Lake Conestee Nature Park is planning to connect its 12-mile trail network to the nearby site of a former municipal landfill.  Dave Hargett, founder and executive director of the Conestee Foundation, the nonprofit that owns and manages the nature park, said work is well underway to establish a single trail connection between Lake Conestee and several service roads on the former landfill property.

The 100-acre landfill, located at 684 Mauldin Road, was closed by the city of Greenville in 1995 when the county opened its Enoree Landfill Subtitle D portion to handle municipal solid waste, according to Greenville Public Works Director Mike Murphy. That site was closed in 2007 when the county built its Twin Chimneys Landfill along Augusta Road.

Hargett said the connection between the former landfill site and Lake Conestee will ultimately lead to a series of one-way trails with observation points. “The initial pilot phase will include a little over a mile of their roads. So an out-and-back track from our trailhead at Conestee Park could be about 2.25 miles,” he said. “These initial opportunities reflect a phased plan but will be welcomed by our very active birding community and lots of folks who want to get their daily steps in away from pavement and surrounded by our green infrastructure.”

Hargett added that the connection is expected to open sometime this spring or summer, but its completion depends on approvals and trail-building activities. Lake Conestee also plans to install signage throughout the former landfill, marking which areas of the site are safe for visitors to access and which areas are unsafe, according to Hargett. “These rules must be strictly complied with, or we may not be able to sustain the program.

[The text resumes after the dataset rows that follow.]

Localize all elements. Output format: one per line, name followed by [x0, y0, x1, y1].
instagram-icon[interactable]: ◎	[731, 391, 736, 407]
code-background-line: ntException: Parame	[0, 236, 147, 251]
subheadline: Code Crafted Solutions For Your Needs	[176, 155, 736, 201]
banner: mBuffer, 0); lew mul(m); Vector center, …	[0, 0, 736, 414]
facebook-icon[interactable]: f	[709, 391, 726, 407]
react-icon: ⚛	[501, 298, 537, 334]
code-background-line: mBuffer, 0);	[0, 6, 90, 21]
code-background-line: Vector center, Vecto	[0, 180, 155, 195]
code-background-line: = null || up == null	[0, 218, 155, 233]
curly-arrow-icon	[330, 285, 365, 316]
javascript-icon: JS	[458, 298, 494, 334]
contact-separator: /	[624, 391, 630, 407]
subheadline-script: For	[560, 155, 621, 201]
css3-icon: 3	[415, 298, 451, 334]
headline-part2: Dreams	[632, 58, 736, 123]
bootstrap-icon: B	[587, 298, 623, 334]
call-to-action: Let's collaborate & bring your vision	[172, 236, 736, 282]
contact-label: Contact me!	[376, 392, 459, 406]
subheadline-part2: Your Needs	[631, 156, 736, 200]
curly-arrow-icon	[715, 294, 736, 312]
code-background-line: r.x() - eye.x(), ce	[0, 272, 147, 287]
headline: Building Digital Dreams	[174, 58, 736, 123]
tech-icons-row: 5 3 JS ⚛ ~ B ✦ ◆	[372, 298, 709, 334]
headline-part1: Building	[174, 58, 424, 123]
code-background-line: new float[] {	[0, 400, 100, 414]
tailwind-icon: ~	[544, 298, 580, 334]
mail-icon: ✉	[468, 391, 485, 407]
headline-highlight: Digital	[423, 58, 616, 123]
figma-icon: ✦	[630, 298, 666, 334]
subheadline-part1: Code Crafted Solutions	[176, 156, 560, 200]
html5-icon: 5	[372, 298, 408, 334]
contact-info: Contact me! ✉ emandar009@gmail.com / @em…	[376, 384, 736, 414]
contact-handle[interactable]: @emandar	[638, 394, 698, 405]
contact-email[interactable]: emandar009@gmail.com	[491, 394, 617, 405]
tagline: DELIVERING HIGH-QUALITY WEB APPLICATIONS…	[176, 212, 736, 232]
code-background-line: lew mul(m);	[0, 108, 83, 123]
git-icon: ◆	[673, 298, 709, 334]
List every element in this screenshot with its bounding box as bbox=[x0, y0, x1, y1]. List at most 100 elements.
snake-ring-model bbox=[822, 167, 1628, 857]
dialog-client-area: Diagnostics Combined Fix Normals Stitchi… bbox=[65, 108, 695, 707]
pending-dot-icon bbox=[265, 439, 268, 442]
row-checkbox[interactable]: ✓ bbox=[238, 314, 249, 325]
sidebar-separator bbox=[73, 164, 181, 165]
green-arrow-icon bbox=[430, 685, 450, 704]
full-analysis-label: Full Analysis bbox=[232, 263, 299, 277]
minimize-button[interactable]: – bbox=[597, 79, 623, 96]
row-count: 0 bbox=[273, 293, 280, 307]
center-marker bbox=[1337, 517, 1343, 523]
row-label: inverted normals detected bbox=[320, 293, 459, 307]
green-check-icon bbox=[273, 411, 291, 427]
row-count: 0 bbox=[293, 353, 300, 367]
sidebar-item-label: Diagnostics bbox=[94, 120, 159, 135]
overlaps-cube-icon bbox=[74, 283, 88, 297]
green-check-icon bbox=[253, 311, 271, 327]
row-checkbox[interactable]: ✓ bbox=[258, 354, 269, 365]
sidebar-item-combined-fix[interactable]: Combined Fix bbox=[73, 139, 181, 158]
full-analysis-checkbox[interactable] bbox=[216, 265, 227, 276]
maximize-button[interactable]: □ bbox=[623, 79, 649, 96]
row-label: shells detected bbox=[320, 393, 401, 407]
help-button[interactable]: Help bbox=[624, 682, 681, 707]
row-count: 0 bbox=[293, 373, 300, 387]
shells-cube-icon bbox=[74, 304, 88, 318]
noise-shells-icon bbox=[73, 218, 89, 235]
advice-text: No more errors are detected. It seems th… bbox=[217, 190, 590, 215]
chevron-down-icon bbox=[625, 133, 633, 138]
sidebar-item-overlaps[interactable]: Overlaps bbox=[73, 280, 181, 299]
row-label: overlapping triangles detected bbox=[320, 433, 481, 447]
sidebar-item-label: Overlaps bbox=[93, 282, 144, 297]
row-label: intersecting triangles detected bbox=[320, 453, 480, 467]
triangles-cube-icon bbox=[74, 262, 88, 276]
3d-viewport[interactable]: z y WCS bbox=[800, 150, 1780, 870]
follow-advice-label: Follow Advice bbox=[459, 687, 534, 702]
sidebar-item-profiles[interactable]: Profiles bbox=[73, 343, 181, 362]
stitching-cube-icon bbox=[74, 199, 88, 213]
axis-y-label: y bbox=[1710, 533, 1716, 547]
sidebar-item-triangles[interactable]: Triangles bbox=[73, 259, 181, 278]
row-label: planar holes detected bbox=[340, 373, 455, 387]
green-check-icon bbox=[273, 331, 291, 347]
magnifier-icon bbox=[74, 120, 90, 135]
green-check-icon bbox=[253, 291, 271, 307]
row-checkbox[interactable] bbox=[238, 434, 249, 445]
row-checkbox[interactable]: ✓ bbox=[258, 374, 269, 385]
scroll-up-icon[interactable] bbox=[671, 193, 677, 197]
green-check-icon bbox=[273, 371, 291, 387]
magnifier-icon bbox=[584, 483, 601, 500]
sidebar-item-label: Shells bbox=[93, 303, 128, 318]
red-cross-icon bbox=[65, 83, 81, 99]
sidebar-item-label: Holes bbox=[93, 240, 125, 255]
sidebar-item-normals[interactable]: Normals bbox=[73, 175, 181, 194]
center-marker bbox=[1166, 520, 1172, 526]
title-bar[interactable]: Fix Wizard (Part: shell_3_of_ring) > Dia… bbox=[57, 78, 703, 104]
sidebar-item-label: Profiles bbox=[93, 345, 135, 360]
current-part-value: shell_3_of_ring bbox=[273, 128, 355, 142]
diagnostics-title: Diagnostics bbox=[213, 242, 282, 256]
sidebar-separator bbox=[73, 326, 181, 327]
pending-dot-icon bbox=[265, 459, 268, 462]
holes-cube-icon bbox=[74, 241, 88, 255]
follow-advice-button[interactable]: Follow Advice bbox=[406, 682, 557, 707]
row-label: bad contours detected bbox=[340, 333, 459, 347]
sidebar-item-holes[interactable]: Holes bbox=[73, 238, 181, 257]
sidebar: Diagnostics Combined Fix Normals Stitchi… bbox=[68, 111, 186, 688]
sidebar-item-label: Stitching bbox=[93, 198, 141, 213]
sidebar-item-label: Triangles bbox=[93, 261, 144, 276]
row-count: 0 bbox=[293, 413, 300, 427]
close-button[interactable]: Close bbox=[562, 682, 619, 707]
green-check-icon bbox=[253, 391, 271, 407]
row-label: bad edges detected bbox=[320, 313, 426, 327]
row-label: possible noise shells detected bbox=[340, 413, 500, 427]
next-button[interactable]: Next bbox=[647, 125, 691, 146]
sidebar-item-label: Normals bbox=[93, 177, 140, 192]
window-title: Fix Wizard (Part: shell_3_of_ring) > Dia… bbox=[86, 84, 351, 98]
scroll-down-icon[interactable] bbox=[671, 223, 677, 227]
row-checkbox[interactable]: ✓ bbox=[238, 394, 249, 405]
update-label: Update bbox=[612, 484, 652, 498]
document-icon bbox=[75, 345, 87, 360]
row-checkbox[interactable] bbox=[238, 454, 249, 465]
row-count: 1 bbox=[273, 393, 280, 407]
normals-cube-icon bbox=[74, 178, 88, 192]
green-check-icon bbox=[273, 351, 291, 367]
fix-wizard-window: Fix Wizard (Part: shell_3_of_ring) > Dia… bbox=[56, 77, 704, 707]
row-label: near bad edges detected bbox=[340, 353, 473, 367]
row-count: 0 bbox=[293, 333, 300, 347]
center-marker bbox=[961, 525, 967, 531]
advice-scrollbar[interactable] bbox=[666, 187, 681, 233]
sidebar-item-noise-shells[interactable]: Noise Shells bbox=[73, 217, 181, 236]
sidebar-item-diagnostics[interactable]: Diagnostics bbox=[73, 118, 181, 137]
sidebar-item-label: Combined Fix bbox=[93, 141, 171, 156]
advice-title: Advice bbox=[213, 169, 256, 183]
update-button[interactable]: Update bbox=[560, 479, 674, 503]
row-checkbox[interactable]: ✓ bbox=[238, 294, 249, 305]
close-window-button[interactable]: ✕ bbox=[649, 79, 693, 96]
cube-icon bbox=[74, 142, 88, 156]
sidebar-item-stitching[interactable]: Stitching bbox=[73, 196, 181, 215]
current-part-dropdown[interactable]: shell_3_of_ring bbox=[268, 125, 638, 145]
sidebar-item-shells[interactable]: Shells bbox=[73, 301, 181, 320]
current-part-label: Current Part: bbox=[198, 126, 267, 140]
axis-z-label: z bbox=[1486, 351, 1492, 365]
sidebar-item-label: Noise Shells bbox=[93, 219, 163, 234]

This is not a playground,” he said. “Folks will have to stay on trail, not wander around. These trails will be accessible to hikers and walkers only, at least for the first pilot phase of the program.”

There are about 90,000 to 100,000 closed municipal landfills in the United States, according to a study published in the journal Ground Monitoring and Remediation. The sites are considered potential sources of contamination to surrounding groundwater and surface water. These contaminants consist of household and industrial compounds in wastes and consumer products, including pharmaceuticals, cleaning agents, fire retardants, perfumes, pesticides, and more. Although they generally occur in small concentrations in water, these contaminants may cause health problems for humans and wildlife if ingested.

Murphy said the city monitors for increased levels of contamination at the former landfill site along Mauldin Road at least twice a year via 10 groundwater monitoring stations. While the site’s contamination levels are currently in compliance with regulations set by the S.C. Department of Health and Environmental Control, one of its former dump areas is still emitting trace amounts of methane, according to Murphy.